E poi era un instancabile pescatore nella sua memoria, odiava sentire gli altri commensali parlare di luoghi comune di vita quotidiana.
E io, che conoscevo la sua sensibilità variegata in tante direzioni, lo provocavo con domande su personaggi che lui ha conosciuto bene: “Parlami della Callas, di Visconti, di Eduardo, di quel compositore e altri ?”. E lui iniziava il suo monologare, ricco di parentesi personali, di variazioni, di divagazioni varie, che io in silenzio ascoltavo, mentre a lato gli altri chiacchieravano del più e del meno.
Amava operare anche con le proprie mani, nel mettere in scena uno spettacolo multidisciplinare dove mescolava prosa, danza, musica, colori, luci, e se qualcosa degli elementi scenografici non gli “sconfifferava” con pennello e colori
interveniva a suo piacimento, come ha fatto al Teatro Olimpico di Vicenza, dove lo avevo scritturato per mettere in scena “La Scuola di Ballo” di Carlo Goldoni, dove Menegatti aveva combinato un cast unico: Carla Fracci, come attrice, insieme all’étoile Gheorghe Iancu, si confrontavano con attori della portata di Claudia Lawrence e Mario Scaccia e altri di chiara fama. In quella occasione, nel cortile del teatro, lo sorpresi a correggere con tanto di pennello in mano le scene di Anna Anni, scenografa qualificata, importantissima.

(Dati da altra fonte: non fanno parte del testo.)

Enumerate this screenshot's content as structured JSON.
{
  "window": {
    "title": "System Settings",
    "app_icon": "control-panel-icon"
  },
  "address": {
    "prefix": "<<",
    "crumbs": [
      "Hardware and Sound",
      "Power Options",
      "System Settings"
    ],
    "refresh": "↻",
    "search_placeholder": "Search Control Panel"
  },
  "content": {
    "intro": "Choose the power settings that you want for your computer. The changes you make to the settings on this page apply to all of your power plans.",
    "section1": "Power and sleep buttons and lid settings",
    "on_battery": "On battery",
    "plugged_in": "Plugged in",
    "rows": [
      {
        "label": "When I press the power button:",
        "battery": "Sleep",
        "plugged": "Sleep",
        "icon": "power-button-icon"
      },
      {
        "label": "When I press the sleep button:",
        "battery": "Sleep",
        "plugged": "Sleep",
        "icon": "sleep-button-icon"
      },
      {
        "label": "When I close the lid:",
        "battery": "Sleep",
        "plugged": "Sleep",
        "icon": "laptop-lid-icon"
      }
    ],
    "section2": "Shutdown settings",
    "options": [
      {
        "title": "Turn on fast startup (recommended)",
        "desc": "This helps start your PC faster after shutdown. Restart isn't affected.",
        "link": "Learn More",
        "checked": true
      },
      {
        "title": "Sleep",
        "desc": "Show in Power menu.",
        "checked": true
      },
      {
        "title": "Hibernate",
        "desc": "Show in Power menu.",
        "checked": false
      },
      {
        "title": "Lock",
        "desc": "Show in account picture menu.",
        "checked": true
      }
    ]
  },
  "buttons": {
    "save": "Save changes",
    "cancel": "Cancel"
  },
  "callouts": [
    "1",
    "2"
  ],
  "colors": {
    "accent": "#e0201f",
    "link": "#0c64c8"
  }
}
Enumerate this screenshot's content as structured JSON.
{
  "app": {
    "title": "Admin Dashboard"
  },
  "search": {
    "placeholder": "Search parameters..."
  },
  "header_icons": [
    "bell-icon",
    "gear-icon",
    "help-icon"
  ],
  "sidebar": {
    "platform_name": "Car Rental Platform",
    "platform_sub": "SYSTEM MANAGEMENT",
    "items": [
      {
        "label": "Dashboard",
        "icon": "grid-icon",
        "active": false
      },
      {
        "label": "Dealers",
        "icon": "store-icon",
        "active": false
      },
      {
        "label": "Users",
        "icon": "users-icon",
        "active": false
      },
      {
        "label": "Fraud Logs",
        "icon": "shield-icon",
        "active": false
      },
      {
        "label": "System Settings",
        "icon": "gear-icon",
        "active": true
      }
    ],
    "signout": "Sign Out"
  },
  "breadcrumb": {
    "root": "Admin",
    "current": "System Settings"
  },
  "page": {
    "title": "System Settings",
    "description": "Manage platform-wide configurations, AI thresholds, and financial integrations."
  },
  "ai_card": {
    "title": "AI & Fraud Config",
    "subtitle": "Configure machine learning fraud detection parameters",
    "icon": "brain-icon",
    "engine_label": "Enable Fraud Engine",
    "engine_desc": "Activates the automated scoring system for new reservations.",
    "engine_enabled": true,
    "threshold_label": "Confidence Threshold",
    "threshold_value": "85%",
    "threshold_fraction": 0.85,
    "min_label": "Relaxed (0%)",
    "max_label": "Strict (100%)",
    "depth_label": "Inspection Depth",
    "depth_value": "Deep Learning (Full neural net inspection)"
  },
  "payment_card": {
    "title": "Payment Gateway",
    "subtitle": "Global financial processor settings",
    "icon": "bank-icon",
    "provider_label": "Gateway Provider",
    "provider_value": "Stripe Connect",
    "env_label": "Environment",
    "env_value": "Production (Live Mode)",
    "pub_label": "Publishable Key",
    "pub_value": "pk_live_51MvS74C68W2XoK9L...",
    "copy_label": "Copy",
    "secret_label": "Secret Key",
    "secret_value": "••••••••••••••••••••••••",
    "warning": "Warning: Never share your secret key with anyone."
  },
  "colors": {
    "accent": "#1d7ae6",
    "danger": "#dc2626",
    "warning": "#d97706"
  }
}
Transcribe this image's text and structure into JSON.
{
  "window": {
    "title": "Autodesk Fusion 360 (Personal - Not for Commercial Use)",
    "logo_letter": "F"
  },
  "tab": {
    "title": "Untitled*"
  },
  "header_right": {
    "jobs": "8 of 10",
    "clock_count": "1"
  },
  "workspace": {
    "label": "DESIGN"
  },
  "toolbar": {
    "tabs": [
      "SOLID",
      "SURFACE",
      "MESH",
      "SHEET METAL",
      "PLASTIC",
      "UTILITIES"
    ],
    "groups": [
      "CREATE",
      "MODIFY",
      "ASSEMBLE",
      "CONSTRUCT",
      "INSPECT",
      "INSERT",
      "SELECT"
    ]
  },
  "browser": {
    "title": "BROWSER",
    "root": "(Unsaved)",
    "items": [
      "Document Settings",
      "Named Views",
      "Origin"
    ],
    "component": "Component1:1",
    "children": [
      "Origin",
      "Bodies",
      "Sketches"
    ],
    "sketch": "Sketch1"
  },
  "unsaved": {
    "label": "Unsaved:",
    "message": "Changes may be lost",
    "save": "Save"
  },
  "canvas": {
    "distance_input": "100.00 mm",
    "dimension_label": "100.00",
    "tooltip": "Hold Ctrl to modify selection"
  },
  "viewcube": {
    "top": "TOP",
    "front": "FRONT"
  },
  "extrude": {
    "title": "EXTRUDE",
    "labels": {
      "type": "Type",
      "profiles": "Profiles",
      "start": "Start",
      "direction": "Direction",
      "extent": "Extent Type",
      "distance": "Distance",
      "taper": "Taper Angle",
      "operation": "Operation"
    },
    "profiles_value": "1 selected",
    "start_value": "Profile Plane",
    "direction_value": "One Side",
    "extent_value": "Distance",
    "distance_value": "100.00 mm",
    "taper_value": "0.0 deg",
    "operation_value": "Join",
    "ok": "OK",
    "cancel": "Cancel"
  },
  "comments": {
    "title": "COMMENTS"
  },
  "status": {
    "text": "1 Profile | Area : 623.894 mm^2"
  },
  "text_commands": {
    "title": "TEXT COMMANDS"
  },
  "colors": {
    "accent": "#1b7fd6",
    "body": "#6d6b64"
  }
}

Il gusto della bellezza, dell’estetica raffinata, la vedevi anche sulla sua persona: dalle camicie, ai pullover, dalle giacche ai pantaloni, meno per le scarpe: sempre le stesse, dal copricapo confezionato a maglia dalle mani di Gillian Whittingham, che Beppe considerava di sua “legittima proprietà”: da Maitre di Ballet a fianco di Carla Fracci ad autista, ad assistente artistica , ad redattrice di adattamenti teatrali, responsabile di pubbliche relazioni; infatti, quando lo scritturai, non conferivo con lui, ma con lei; e come Dante ci racconta nella sua Divina Commedia l’amore galeotto, complice il libro, tra Paolo e Francesca così il dialogo lo fu tra me e Gillian.
Come dimenticare, le telefonate quotidiane, di affetto, tra una pausa prove e l’altra, al figlio Francesco?; come dimenticare la sua curiosità telefonica che mi faceva: “Come va?”
E amo ricordare Beppe anche come impresario: aveva costituito la Compagnia Italiana di Balletto per portare le sue creazioni in decentramento nei luoghi più disparati, sempre con la presenza di Carla Fracci: dal teatro tenda, alla piccola provincia. Beppe è stato un vero innovatore, scopritore di talenti. E ora non c’è più nessuno come lui.
Beppe ora che sei nel mondo dell’oblio, ritroverai la tua Carla: baciala, abbracciala perché voi due resterete vivi nella memoria mia e di moltissimi altri.